Esto es fruto probable de los años dedicados a pensar y a filmar el material necesario. Garay cuenta, al comienzo, que en un momento suspendió el proyecto por falta de fondos, pero que se animó a retomarlo cuando Julia e Ignacio lo llamaron para invitarlo a ser padrino de su boda. A partir de ahí y con la confianza generada en los años previos, ellos volvieron a abrir las puertas de su casa para contarle cómo pasaban su día a día. Tanto se involucra que incluye al menos dos entrevistas con ellos en la cama, un rato antes de dormir.
El foco de la historia está en ellos dos y su vínculo. Son los únicos entrevistados, salvo algún comentario de otras personas que aparecen en cámara haciendo alguno. Tan pulido está el retrato que hace Garay, que el espectador entiende perfectamente cómo Julia y Brian sólo se tienen a sí mismos como compañía.

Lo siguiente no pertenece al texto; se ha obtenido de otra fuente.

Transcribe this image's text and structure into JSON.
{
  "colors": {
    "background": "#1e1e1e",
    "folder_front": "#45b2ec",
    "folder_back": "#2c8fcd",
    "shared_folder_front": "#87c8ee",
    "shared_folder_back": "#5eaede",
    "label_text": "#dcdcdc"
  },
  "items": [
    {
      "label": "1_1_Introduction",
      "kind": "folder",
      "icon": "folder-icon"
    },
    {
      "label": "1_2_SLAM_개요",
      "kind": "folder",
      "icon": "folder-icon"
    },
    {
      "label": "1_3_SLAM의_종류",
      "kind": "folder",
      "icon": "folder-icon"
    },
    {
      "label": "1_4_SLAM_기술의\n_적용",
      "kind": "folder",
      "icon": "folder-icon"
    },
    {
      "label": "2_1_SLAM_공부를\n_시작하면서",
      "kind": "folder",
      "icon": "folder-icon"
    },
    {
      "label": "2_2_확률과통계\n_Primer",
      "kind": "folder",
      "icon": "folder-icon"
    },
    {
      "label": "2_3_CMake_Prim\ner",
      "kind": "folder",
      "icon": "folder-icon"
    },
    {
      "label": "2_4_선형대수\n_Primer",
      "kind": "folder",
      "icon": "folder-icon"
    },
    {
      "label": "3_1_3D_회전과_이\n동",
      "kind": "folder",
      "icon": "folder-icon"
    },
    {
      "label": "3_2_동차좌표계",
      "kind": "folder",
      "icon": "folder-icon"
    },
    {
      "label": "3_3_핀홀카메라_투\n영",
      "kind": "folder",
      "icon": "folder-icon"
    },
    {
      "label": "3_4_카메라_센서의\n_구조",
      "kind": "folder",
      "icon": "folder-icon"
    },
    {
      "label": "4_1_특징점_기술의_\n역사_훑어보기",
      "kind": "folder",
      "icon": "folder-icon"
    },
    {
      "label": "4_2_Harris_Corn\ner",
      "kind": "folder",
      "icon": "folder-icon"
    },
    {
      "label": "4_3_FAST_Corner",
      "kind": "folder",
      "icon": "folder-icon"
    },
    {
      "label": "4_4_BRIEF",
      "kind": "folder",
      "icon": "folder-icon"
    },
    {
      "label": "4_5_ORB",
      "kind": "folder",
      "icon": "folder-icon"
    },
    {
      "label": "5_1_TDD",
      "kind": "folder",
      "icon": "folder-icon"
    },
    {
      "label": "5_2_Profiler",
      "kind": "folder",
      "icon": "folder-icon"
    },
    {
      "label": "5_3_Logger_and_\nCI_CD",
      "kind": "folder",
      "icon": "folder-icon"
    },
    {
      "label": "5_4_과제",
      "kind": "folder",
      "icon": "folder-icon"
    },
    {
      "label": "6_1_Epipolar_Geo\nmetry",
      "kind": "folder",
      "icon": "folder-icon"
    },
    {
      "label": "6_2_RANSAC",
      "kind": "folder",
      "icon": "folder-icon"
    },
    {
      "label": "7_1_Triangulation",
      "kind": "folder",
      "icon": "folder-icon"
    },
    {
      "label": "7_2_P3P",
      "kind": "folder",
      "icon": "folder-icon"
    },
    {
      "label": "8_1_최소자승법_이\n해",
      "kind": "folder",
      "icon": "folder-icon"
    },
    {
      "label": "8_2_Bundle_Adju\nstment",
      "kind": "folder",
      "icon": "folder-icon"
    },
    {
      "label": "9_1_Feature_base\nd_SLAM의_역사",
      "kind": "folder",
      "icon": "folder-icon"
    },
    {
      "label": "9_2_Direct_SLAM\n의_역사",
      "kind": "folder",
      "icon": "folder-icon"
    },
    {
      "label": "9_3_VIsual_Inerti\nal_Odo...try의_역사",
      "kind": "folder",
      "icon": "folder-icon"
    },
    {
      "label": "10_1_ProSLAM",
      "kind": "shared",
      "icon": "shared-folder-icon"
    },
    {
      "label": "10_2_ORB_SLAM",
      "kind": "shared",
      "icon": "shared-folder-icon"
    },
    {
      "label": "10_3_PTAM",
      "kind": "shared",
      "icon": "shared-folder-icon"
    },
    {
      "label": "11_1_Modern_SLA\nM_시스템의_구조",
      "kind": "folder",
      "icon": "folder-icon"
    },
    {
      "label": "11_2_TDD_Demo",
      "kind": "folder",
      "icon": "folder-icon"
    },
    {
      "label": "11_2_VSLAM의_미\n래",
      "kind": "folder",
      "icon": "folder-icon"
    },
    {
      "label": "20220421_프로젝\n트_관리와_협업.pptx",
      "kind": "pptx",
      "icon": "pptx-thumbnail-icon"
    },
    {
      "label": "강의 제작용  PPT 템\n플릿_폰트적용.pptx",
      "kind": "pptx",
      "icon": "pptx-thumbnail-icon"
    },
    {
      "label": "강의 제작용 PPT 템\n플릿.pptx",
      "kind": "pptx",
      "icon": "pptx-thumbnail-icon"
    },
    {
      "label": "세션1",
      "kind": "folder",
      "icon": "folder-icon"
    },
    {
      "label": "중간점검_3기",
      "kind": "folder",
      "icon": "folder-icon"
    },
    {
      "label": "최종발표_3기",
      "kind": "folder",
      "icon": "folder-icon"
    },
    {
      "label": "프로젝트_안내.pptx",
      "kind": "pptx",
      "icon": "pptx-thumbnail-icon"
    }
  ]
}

Y para esto cuenta con algo que no es menor: la confianza lograda con la pareja y la soltura que tienen para expresarse ante cámaras. Es mérito conjunto de los entrevistados y también del documentalista.
La historia de Aldo Garay, un gran documentalista
El casamiento llega luego de hacer una extensa recorrida por festivales, incluido el de Cinemateca. Pero esto no es nuevo para Aldo Garay, un realizador que tiene casi veinte años de trayectoria y que se ha perfilado como un autor único, aunque con menos proyección que otros. El círculo y La espera son sus dos películas más conocidas. El primero es un documental sobre Henry Engler y su proceso desde la cárcel en dictadura hasta su carrera como científico. El segundo film es una ficción basada en un cuento de Henry Trujillo, considerada por algunos críticos como una de las mejores películas uruguayas.
La especialidad de Garay siempre ha sido el documental, cosa que también ha explorado desde su trabajo cotidiano en TV Ciudad, donde además de hacer programas de estudio, también ha hecho series documentales de mucho interés.
Sus primeros pasos en el documental fueron con "Yo, la más tremendo", con la que se adentraba en el universo de las travestis de la calle Maldonado. Ahí ya estaban muchas de las virtudes que mostró y pulió años después en "El casamiento".